Été 2004, sur la Côte basque. Une vague de talents déferle soudainement sur Biarritz : Damien Traille, Thierry Dusautoir, Imanol Harinordoquy, Olivier Olibeau ou encore Benoît Lecouls affluent vers Aguilera. Des recrutements clinquants comme autant de promesses de succès. Les Galactiques version ballon ovale se constituent : « Vu l’effectif, l’objectif affiché était clair : c’était obligatoirement un titre, voire deux », se remémore Jacques Delmas, alors tout juste arrivé en provenance de Grenoble.
Avec un sourire dans la voix, l’entraîneur des avants poursuit : « Pourtant, ça avait mal commencé. Nous avions gagné le premier match à Béziers mais en suivant Bayonne était venu nous taper à la maison. Je ne vous dis pas le séisme que ça a créé : c’était du huit sur l’échelle de Richter. » « Ce jour-là, j’ai compris ce que représentait vraiment un derby : cette défaite avait été vécue comme un cataclysme, confirme le deuxième ligne Olivier Olibeau. Surtout quand vous perdez en oubliant l’agressivité. » En ce 18 septembre, la terre avait tremblé rue Cino del Duca.

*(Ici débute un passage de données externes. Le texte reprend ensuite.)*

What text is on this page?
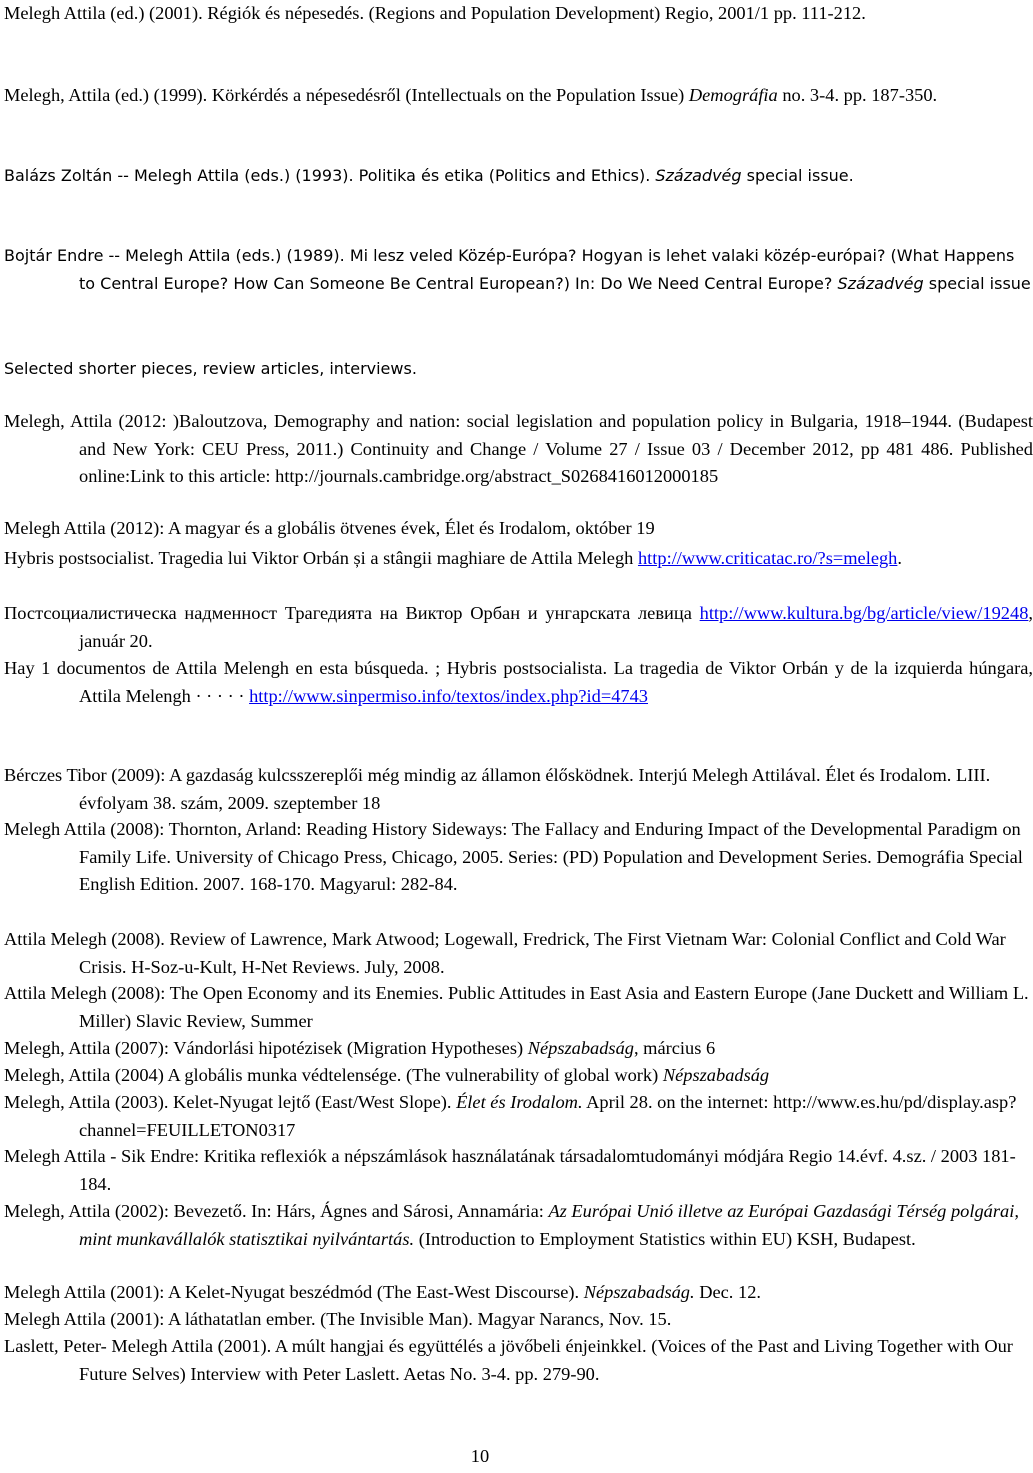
Melegh Attila (ed.) (2001). Régiók és népesedés. (Regions and Population Development) Regio, 2001/1 pp. 111-212.

Melegh, Attila (ed.) (1999). Körkérdés a népesedésről (Intellectuals on the Population Issue) Demográfia no. 3-4. pp. 187-350.

Balázs Zoltán -- Melegh Attila (eds.) (1993). Politika és etika (Politics and Ethics). Századvég special issue.

Bojtár Endre -- Melegh Attila (eds.) (1989). Mi lesz veled Közép-Európa? Hogyan is lehet valaki közép-európai? (What Happens to Central Europe? How Can Someone Be Central European?) In: Do We Need Central Europe? Századvég special issue

Selected shorter pieces, review articles, interviews.

Melegh, Attila (2012: )Baloutzova, Demography and nation: social legislation and population policy in Bulgaria, 1918–1944. (Budapest and New York: CEU Press, 2011.) Continuity and Change / Volume 27 / Issue 03 / December 2012, pp 481 486. Published online:Link to this article: http://journals.cambridge.org/abstract_S0268416012000185

Melegh Attila (2012): A magyar és a globális ötvenes évek, Élet és Irodalom, október 19

Hybris postsocialist. Tragedia lui Viktor Orbán și a stângii maghiare de Attila Melegh http://www.criticatac.ro/?s=melegh.

Постсоциалистическа надменност Трагедията на Виктор Орбан и унгарската левица http://www.kultura.bg/bg/article/view/19248, január 20.

Hay 1 documentos de Attila Melengh en esta búsqueda. ; Hybris postsocialista. La tragedia de Viktor Orbán y de la izquierda húngara, Attila Melengh · · · · · http://www.sinpermiso.info/textos/index.php?id=4743

Bérczes Tibor (2009): A gazdaság kulcsszereplői még mindig az államon élősködnek. Interjú Melegh Attilával. Élet és Irodalom. LIII. évfolyam 38. szám, 2009. szeptember 18

Melegh Attila (2008): Thornton, Arland: Reading History Sideways: The Fallacy and Enduring Impact of the Developmental Paradigm on Family Life. University of Chicago Press, Chicago, 2005. Series: (PD) Population and Development Series. Demográfia Special English Edition. 2007. 168-170. Magyarul: 282-84.

Attila Melegh (2008). Review of Lawrence, Mark Atwood; Logewall, Fredrick, The First Vietnam War: Colonial Conflict and Cold War Crisis. H-Soz-u-Kult, H-Net Reviews. July, 2008.

Attila Melegh (2008): The Open Economy and its Enemies. Public Attitudes in East Asia and Eastern Europe (Jane Duckett and William L. Miller) Slavic Review, Summer

Melegh, Attila (2007): Vándorlási hipotézisek (Migration Hypotheses) Népszabadság, március 6

Melegh, Attila (2004) A globális munka védtelensége. (The vulnerability of global work) Népszabadság

Melegh, Attila (2003). Kelet-Nyugat lejtő (East/West Slope). Élet és Irodalom. April 28. on the internet: http://www.es.hu/pd/display.asp?channel=FEUILLETON0317

Melegh Attila - Sik Endre: Kritika reflexiók a népszámlások használatának társadalomtudományi módjára Regio 14.évf. 4.sz. / 2003 181-184.

Melegh, Attila (2002): Bevezető. In: Hárs, Ágnes and Sárosi, Annamária: Az Európai Unió illetve az Európai Gazdasági Térség polgárai, mint munkavállalók statisztikai nyilvántartás. (Introduction to Employment Statistics within EU) KSH, Budapest.

Melegh Attila (2001): A Kelet-Nyugat beszédmód (The East-West Discourse). Népszabadság. Dec. 12.

Melegh Attila (2001): A láthatatlan ember. (The Invisible Man). Magyar Narancs, Nov. 15.

Laslett, Peter- Melegh Attila (2001). A múlt hangjai és együttélés a jövőbeli énjeinkkel. (Voices of the Past and Living Together with Our Future Selves) Interview with Peter Laslett. Aetas No. 3-4. pp. 279-90.

10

Avec Patrice Lagisquet et Jacques Delmas, fraîchement associés sur le banc, au cœur de l’épicentre, face au courroux du volcanique Serge Blanco : « Serge nous avait chopés tous les deux. On s’était enfermé tous ensemble et ça avait volé dans tous les sens : pim, pam, poum. Jusque-là, Patrice avait été un peu méfiant. Il voulait que je vienne mais avait eu du mal à me faire de la place. Ça ne fonctionnait pas trop. Serge avait tapé du poing sur la table. Il avait défini les rôles de chacun et avait dit : « Si vous êtes capables de vous entendre, nous ferons de belles choses. Ça vous appartient. » Nous avons fait table rase et c’était parti. Ce n’est pas grave qu’une histoire commence mal si elle finit bien. » Après ce double faux départ, à la fois relationnel et sportif, une nouvelle dynamique se crée au sein de cette formation en construction. « À partir de là, l’équipe était montée en puissance, reprend Olivier Olibeau. Je me souviens encore des oppositions à l’entraînement : l’adversité était impressionnante. D’un côté, il y avait les vieux briscards avec les prétendus seconds couteaux et, de l’autre, l’équivalent d’une équipe internationale avec les cadres : vous aviez Balan, Thion, Harinordoquy, Couzinet dans un camp contre « Gonzo », Milhères, Lecouls, Puleoto dans l’autre… C’était du haut niveau. » Jacques Delmas appuie : « Il y avait de la qualité partout. Devant, j’ai rarement vu une première ligne aussi dense en mêlée et nous avions 36 000 solutions en touche. Derrière, quand vous engagiez la bataille du jeu au pied avec le « Yach », Damien Traille et Nico Brusque, vous gagniez neuf fois sur dix. » Par-delà les qualités des uns et des autres, le technicien est resté marqué par la détermination de ses protégés : « C’était un régal de bosser avec ce groupe. J’ai pris un plaisir fou. Je me rappelle encore des interminables séances de touche avec Imanol, Couzinet, Olibeau… Ils auraient pu ne jamais s’arrêter de bosser. Christophe Laussucq en était venu à dire que ça ne servait à rien de préparer son alignement avant de nous jouer. Je n’avais que des passionnés avec moi. » Des compétiteurs nés. Des vainqueurs en puissance.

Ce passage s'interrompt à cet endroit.